Strabon’da Melitene ve Sonuç
Antik tarihî cografyacı Strabon (İ.Ö.64/63- İ.S. 27) Geographica [16] adlı yapıtında, incelediğimiz antik yerleşme alanlarının (Onar köyü arazisi ve çevresi) bağlı bulunduğu Kappadokia Krallığı’nın onuncu vilayeti Melitene hakkında şu bilgi ve açıklamaları buluyoruz:
“Kataonia ile Euphrathes (Fırat) arasında bulunan Melitene Kommagene’ye (Adıyaman) sınır olup, Kappadokia’nın bölünmüş olduğu on valilikten biridir...Kappadokia’nın ilk kralı kabul edilen Ariarathes tarafından ilhak edilmiştir. (Strabon, XII, I, s. 2)”
Kral III.Ariarathes (İ.Ö. 255-220) tarafından Kappadokia krallığına katılmış olan 1.yüzyılda yaşamış bir başka antik yazar da Melitene’nin konumunu bir vesileyle tanımlıyor. Bu kişi,Yahudi isyanında komutanlık yapmış dönemin tarihçi yazarı Titus Flavius Iosephus’tur. Onun cümlesine bakalım: “İmparator (Titus F.Vespasianus) XII.Fulminata lejyonunu ‘Armenia ve Cappadocia sınırı arasında, Fırat’a yakın Melitene denilen yere gönderdi. (eis de Melithnhn kaloumenhn apesteile, para ton Eufrathn en meqoriois ths esti kai Kappadokias.)”
Kuşkusuz bu söylemde Malatya kenti/merkezi (Melita-Melita) kastedilmiyor. Melitene adı,Melita kenti ya da kalesinin köy ve kasabalarıyla birlikte tüm arazisi, yani Kappadokia eyaletine bağlı Melitene vilayetini karşılıyor. Eğer Lejyon, kent merkezine ya da merkezin yanıbaşına gönderilmiş olsaydı “eis ten Melitan-eis thn Melitan veya eis ten polites Melitenes-eis thn polin ths Melithnhs” biçiminde yazılmış olurdu.[17]

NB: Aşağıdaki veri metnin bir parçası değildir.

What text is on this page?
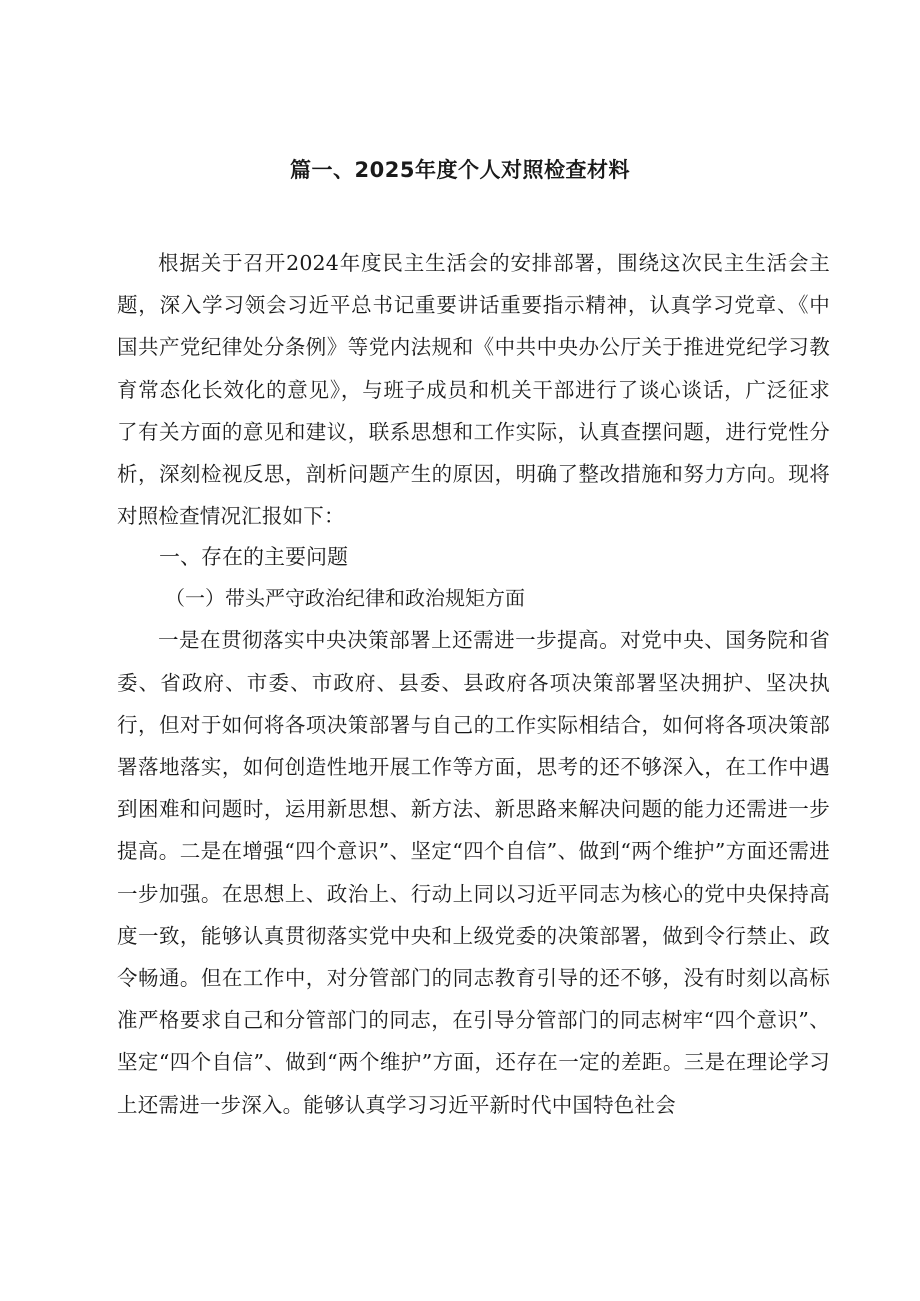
篇一、2025年度个人对照检查材料

根据关于召开2024年度民主生活会的安排部署，围绕这次民主生活会主题，深入学习领会习近平总书记重要讲话重要指示精神，认真学习党章、《中国共产党纪律处分条例》等党内法规和《中共中央办公厅关于推进党纪学习教育常态化长效化的意见》，与班子成员和机关干部进行了谈心谈话，广泛征求了有关方面的意见和建议，联系思想和工作实际，认真查摆问题，进行党性分析，深刻检视反思，剖析问题产生的原因，明确了整改措施和努力方向。现将对照检查情况汇报如下：

一、存在的主要问题
（一）带头严守政治纪律和政治规矩方面

一是在贯彻落实中央决策部署上还需进一步提高。对党中央、国务院和省委、省政府、市委、市政府、县委、县政府各项决策部署坚决拥护、坚决执行，但对于如何将各项决策部署与自己的工作实际相结合，如何将各项决策部署落地落实，如何创造性地开展工作等方面，思考的还不够深入，在工作中遇到困难和问题时，运用新思想、新方法、新思路来解决问题的能力还需进一步提高。二是在增强“四个意识”、坚定“四个自信”、做到“两个维护”方面还需进一步加强。在思想上、政治上、行动上同以习近平同志为核心的党中央保持高度一致，能够认真贯彻落实党中央和上级党委的决策部署，做到令行禁止、政令畅通。但在工作中，对分管部门的同志教育引导的还不够，没有时刻以高标准严格要求自己和分管部门的同志，在引导分管部门的同志树牢“四个意识”、坚定“四个自信”、做到“两个维护”方面，还存在一定的差距。三是在理论学习上还需进一步深入。能够认真学习习近平新时代中国特色社会
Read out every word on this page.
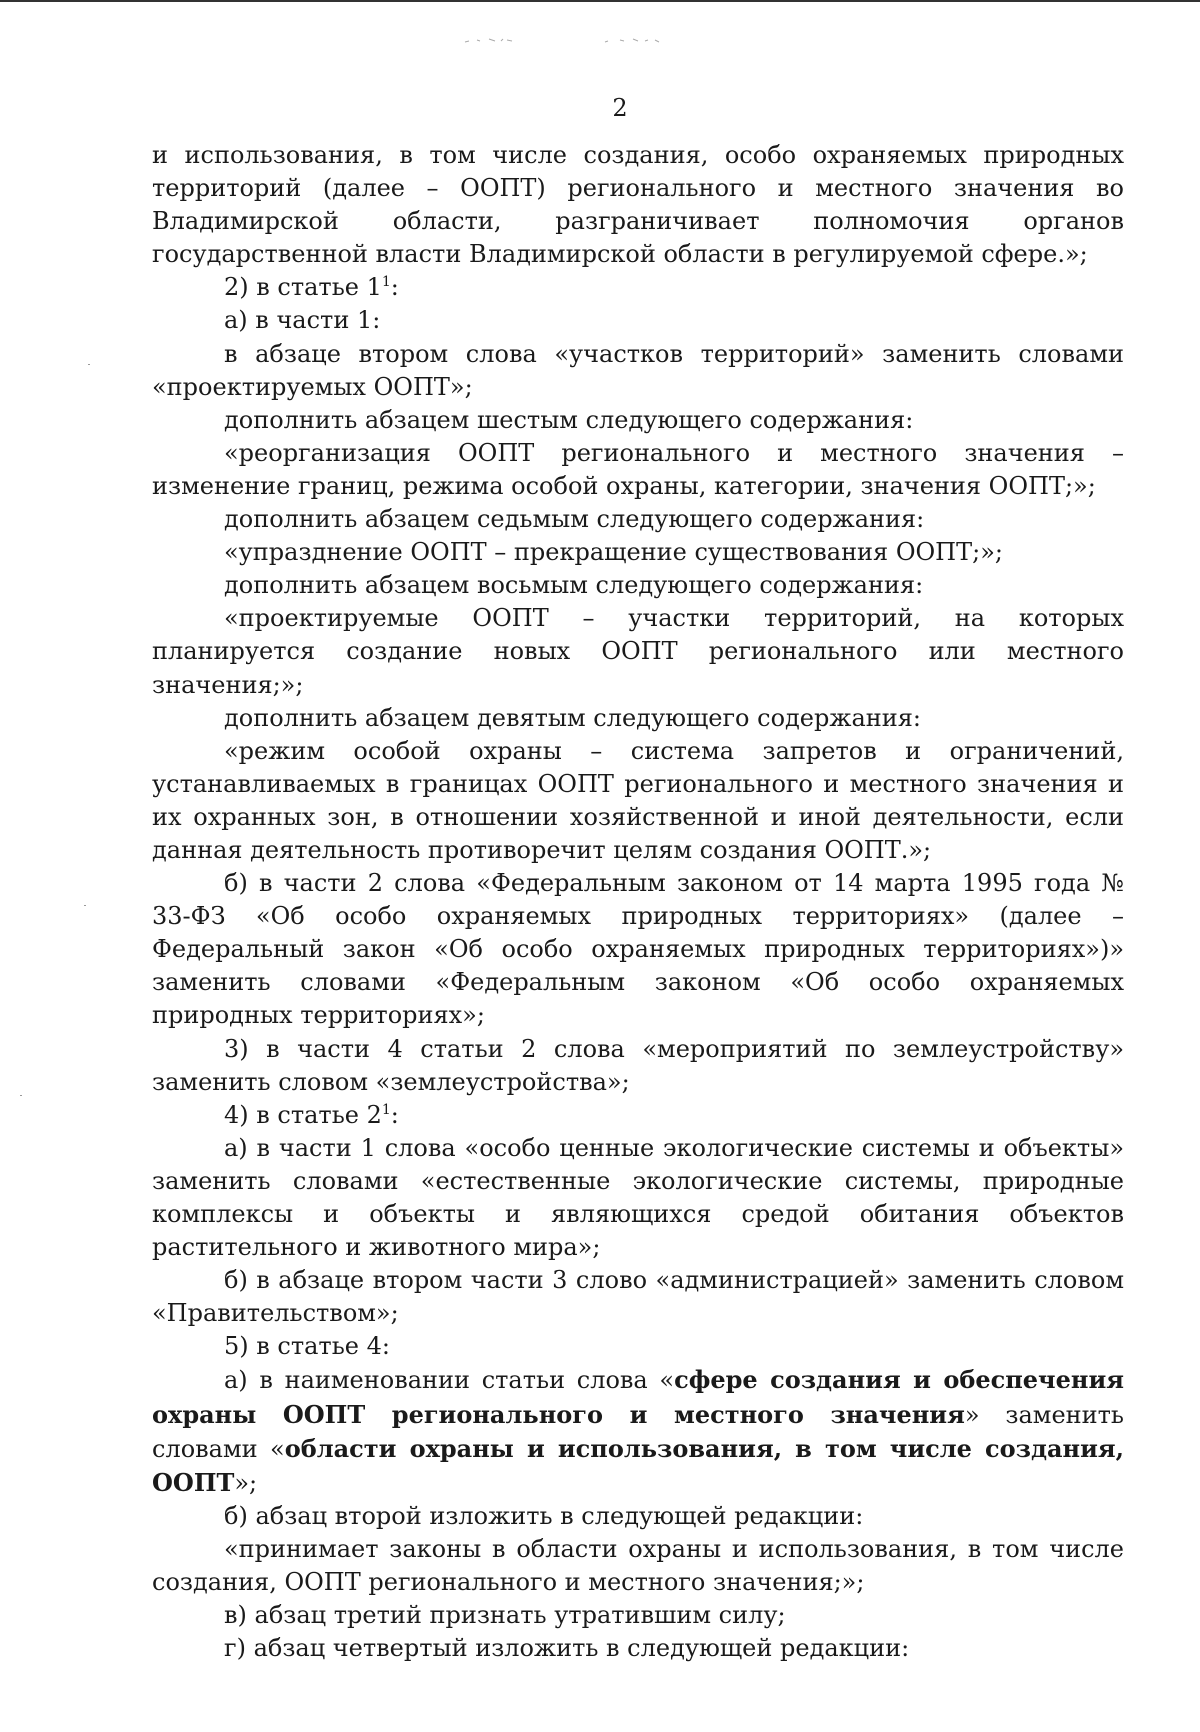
2

и использования, в том числе создания, особо охраняемых природных территорий (далее – ООПТ) регионального и местного значения во Владимирской области, разграничивает полномочия органов государственной власти Владимирской области в регулируемой сфере.»;

2) в статье $1^1$:

а) в части 1:

в абзаце втором слова «участков территорий» заменить словами «проектируемых ООПТ»;

дополнить абзацем шестым следующего содержания:

«реорганизация ООПТ регионального и местного значения – изменение границ, режима особой охраны, категории, значения ООПТ;»;

дополнить абзацем седьмым следующего содержания:

«упразднение ООПТ – прекращение существования ООПТ;»;

дополнить абзацем восьмым следующего содержания:

«проектируемые ООПТ – участки территорий, на которых планируется создание новых ООПТ регионального или местного значения;»;

дополнить абзацем девятым следующего содержания:

«режим особой охраны – система запретов и ограничений, устанавливаемых в границах ООПТ регионального и местного значения и их охранных зон, в отношении хозяйственной и иной деятельности, если данная деятельность противоречит целям создания ООПТ.»;

б) в части 2 слова «Федеральным законом от 14 марта 1995 года № 33-ФЗ «Об особо охраняемых природных территориях» (далее – Федеральный закон «Об особо охраняемых природных территориях»)» заменить словами «Федеральным законом «Об особо охраняемых природных территориях»;

3) в части 4 статьи 2 слова «мероприятий по землеустройству» заменить словом «землеустройства»;

4) в статье $2^1$:

а) в части 1 слова «особо ценные экологические системы и объекты» заменить словами «естественные экологические системы, природные комплексы и объекты и являющихся средой обитания объектов растительного и животного мира»;

б) в абзаце втором части 3 слово «администрацией» заменить словом «Правительством»;

5) в статье 4:

а) в наименовании статьи слова «сфере создания и обеспечения охраны ООПТ регионального и местного значения» заменить словами «области охраны и использования, в том числе создания, ООПТ»;

б) абзац второй изложить в следующей редакции:

«принимает законы в области охраны и использования, в том числе создания, ООПТ регионального и местного значения;»;

в) абзац третий признать утратившим силу;

г) абзац четвертый изложить в следующей редакции:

Melitene adını aynı anlamda kullanan Strabon tanımlamyı sürdürüyor:
“ Melitene Kommagene’ye benzer, çünkü her tarafında meyva ağaçları vardır. Bütün Kappadokia’da böyle olan tek ülkedir. Böylece hem zeytin üretir, hem de Hellen şarabıyla rekabet eden Monarite şarabı elde eder. Melitene Sophone’nin karşısındadır ve Euphrathes ırmağı Kommagene ile sınır oluşturur. ( Strabon, XII, II, s.4)”
“Kataonia ovasının (Ceyhan nehrinin suladığı ova İ.K.) ve Melitene’nin kentleri yoktur. Fakat dağlarda tahkim edilmiş yerleri vardır. Azamora ve Dastarkon’u kastediyorum. İkincisinin çevresinde, Kilikia denizine (Doğu Akdeniz) dökülen Karmalas (Zamantı çayı) ırmağı akar. (Strabon, XII, II, s.7)”
Malatya ili bugün de kayısı başta olmak üzere, zeytin dışında her türlü meyva ağaçlarının yetiştiği bir bölgedir. Melitene’nin Monarite şaraplarının üretildiği kesim, bugün de en iyi şaraplık üzümlerin yetiştiği Arapgir ve özellikle Onar köyü çevresi olmalıdır. Onar’daki Roma dönemi kaya mezarlarından birinde; iki kulplu bir küp ve içinde bağcılığın simgelerinden bir sarmaşık dalı ve yaprakları olan dört adet kabartma bulunmakta.
Resim 12: Roma dönemi bir kaya mezarında küp içinde çift kulplu bağcılık ve şarapçılık simgesi sarmaşık dalı ve yaprakları kabartması (Foto: İ. Kaygusuz)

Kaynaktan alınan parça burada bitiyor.